Une société a pour activité la vente en ligne d’articles érotiques sur différents supports. Elle opère depuis mars 2008 sur PriceMinister sous le pseudo LoveS***.  Problème : celle-ci a constaté depuis un certain temps l’intervention répétée de vendeurs professionnels pratiquant des prix bien trop fracassés. Or, compte tenu du prix d’achat des produits et de la commission versée au site Priceminister, pas de doute : ces vendeurs pratiquent la vente à perte, un délit en France qui est également caractéristique des faits de concurrence déloyale.
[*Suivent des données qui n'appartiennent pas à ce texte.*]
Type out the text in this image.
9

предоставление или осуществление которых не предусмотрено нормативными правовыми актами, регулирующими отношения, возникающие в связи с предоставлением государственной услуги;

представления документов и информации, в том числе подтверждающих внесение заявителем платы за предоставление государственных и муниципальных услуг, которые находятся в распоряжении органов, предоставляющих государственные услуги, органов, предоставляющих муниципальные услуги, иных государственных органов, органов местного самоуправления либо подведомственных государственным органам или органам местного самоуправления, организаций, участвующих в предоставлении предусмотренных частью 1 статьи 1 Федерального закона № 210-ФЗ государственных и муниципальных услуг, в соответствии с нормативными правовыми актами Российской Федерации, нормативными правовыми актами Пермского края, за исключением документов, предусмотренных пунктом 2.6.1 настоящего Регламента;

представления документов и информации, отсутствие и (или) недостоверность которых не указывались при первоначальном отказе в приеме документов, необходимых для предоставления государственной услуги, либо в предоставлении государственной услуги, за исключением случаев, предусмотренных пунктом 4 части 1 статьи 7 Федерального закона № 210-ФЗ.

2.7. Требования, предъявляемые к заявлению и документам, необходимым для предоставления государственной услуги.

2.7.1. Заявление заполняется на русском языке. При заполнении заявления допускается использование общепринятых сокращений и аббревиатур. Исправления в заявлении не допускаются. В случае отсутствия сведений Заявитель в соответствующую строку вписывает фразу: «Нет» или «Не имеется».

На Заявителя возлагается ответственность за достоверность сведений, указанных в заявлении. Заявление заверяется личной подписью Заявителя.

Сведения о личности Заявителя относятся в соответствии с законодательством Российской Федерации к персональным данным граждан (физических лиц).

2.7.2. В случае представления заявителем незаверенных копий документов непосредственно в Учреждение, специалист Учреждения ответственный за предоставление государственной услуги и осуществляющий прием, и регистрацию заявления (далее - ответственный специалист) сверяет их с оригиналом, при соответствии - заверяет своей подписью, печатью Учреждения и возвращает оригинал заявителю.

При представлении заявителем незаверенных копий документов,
Vente à perte et concurrence déloyale

Deux de ces vendeurs, « lingerie*** » et « nours*** », habitant en réalité à la même adresse et opérant sous le statut d’auto-entrepreneur, furent ainsi mis à l’index par la LoveS***. Appelée à réagir Priceminister fournira les renseignements utiles, dans la limite de ses possibilités et bannira le pseudonyme « Lingerie*** ». Néanmoins plusieurs fois sollicitée, PM expliquera à LoveS*** qu’il lui est impossible de « lutter systématiquement contre ces pratiques », invitant du même coup le vendeur professionnel à agir en justice pour défendre ses droits.

Le lucre et la luxure

La société assignera ainsi « lingerie*** » et « nours***» devant le tribunal de commerce de Béziers. Ces deux personnes se défendront notamment en accusant la requérante de pratiquer elle-même la vente à perte. Devant les juges consulaires, la discussion s'élèvera en considération érotico-commerciale : LoveS*** fournira les pièces afférentes à l’un des produits, « Anus et Vagin Two’s Company Loveclone RX » (hum), pour expliquer qu’en pratique, quand on achète en volume, les fournisseurs sont toujours enclins à baisser leurs tarifs. Lingerie*** affirmera par ailleurs que son « activité n’a été en aucun cas lucrative » et « qu’elle n’en a retiré aucun bénéfice »… Une affirmation « contrainte au principe même du commerce » lui expliquera, didactique, le tribunal, jugeant la défense bien pauvre.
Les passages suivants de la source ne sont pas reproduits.